Leonard is far from being a fool, but in order to maintain his pleasant existence, to preserve his comfort zone, he has endorsed, without even grasping all the implications, the principle of a health pass. Disregarding those who did not follow, who were blocked, bullied. After all, it was their choice. He went to restaurants, concerts, festivals, in total freedom. Without realizing that he has accepted to play a game that has become more and more adulterated and it is not over. A discriminatory game that has banished from society those who have refused to play the game. Among them, many members of the medical sector. All these anonymous people, « these caregivers » in the broadest sense, who have been suspended, sometimes with considerable human drama. So much for understaffing. So many deserted corridors at night and even during the day in hospitals. The floor where Leonardo is located does not escape this harmful rule.

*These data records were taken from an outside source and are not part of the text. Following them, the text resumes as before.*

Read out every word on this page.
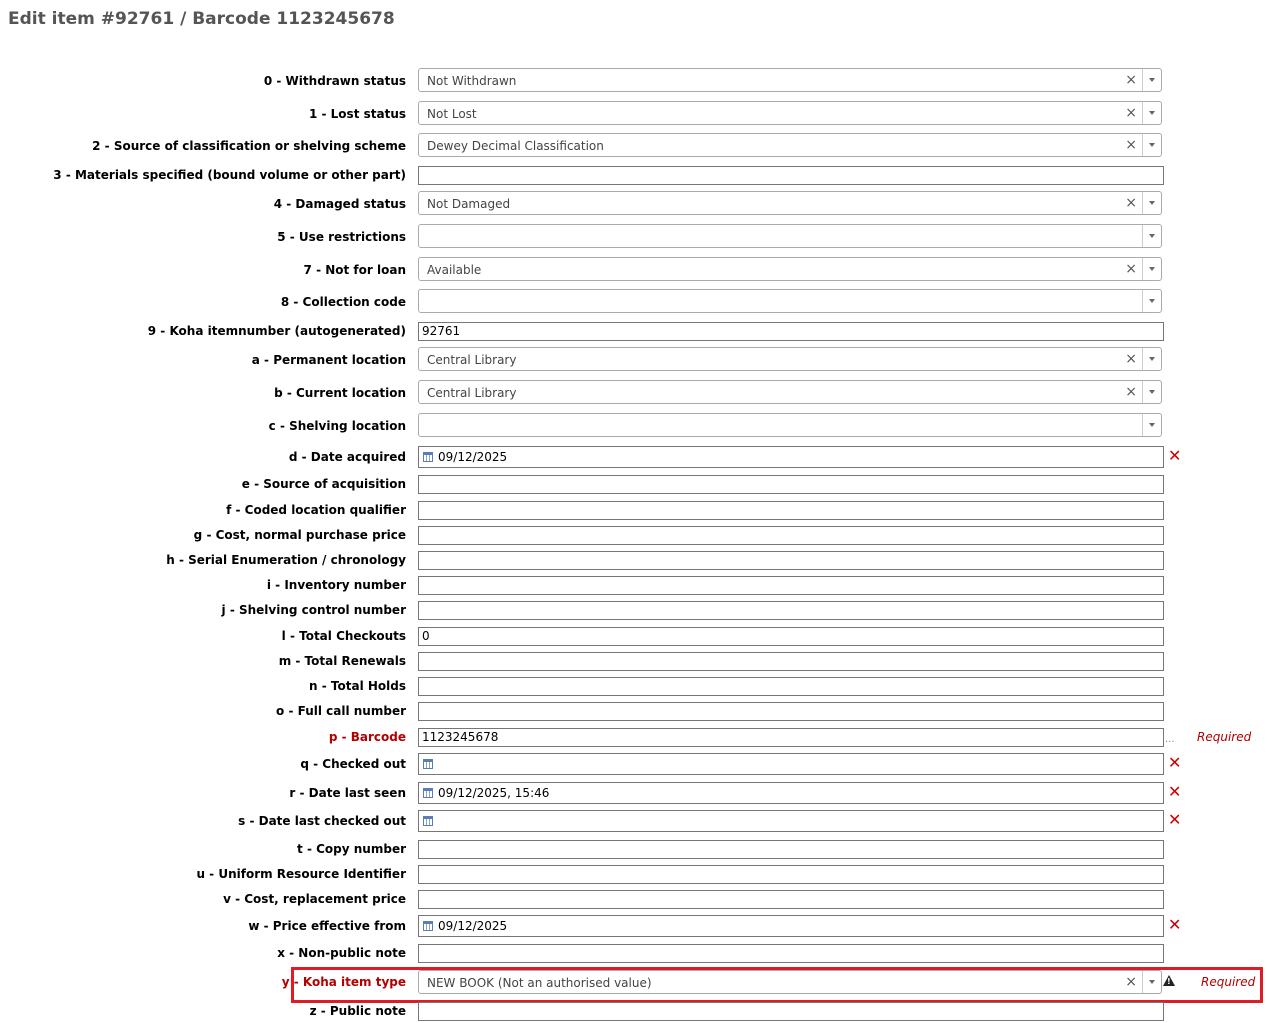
Edit item #92761 / Barcode 1123245678
0 - Withdrawn status Not Withdrawn	×
1 - Lost status Not Lost	×
2 - Source of classification or shelving scheme Dewey Decimal Classification	×
3 - Materials specified (bound volume or other part)
4 - Damaged status Not Damaged	×
5 - Use restrictions
7 - Not for loan Available	×
8 - Collection code
9 - Koha itemnumber (autogenerated)	92761
a - Permanent location Central Library	×
b - Current location Central Library	×
c - Shelving location
d - Date acquired	09/12/2025	✕
e - Source of acquisition
f - Coded location qualifier
g - Cost, normal purchase price
h - Serial Enumeration / chronology
i - Inventory number
j - Shelving control number
l - Total Checkouts	0
m - Total Renewals
n - Total Holds
o - Full call number
p - Barcode	1123245678	... Required
q - Checked out	✕
r - Date last seen	09/12/2025, 15:46	✕
s - Date last checked out	✕
t - Copy number
u - Uniform Resource Identifier
v - Cost, replacement price
w - Price effective from	09/12/2025	✕
x - Non-public note
y - Koha item type NEW BOOK (Not an authorised value)	×
!	Required
z - Public note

Does he make this correlation? Nothing is less certain. He has lifted a corner of the veil, but there is no indication that he will insist on finding out what is behind the scenes. He is like the main character in The Truman Show(3). The difference is that it is not certain that Leonard will go all the way, that he will get out of the false reality that he is being sold. And then, it risks to be dependent on human nature and its capacity of adaptation and forgetting. One night of terror, a few days of anguish and weeks of pain over 45 years of existence are not enough to reverse the trend. If the next vacation is aborted because of rehabilitation at the physio, there are others planned. More restaurants, more concerts and everything else that is similar to the world before. This world that is dissolving, whatever one may think of it. But Leonardo and many of his peers want to continue living there. Everything will be fine. Even if it means entering into cognitive dissonance, ignoring the feedback and the reality that, for the moment, remains predominant. It will not give gifts to those who have so little notion of its imminence, of its relevance. However, it is built through shadowy characters who may make a smooth transition to their sinister goals. Smoothly or almost, in places and at times, a shift as intangible as it is perverse, like the scenario that has been unfolding for almost 3 years. It is very likely that Leonardo and many of his fellows do not realize anything, that they do not even understand the meaning of this text. Thus, they, like the others, will be melted in the disgrace of a future. If this is the case, then yes: everything will be fine. The illusion is total, the plan perfect.

Nicolas d’Asseiva

Notes et références

* Ce récit est une fiction. Il est néanmoins et malheureusement inspiré de faits réels.

  1. www.ladepeche.fr/2022/09/14/strasbourg-apres-22h-dattente-aux-urgences-un-patient-decede-sur-un-brancard-10542870.php

  2. www.lobservateur.fr/maubeuge-une-plainte-pour-homicide-involontaire-contre-lhopital/

  3. The Truman Show, film américain de Peter Weir, avec Jim Carrey – 1998.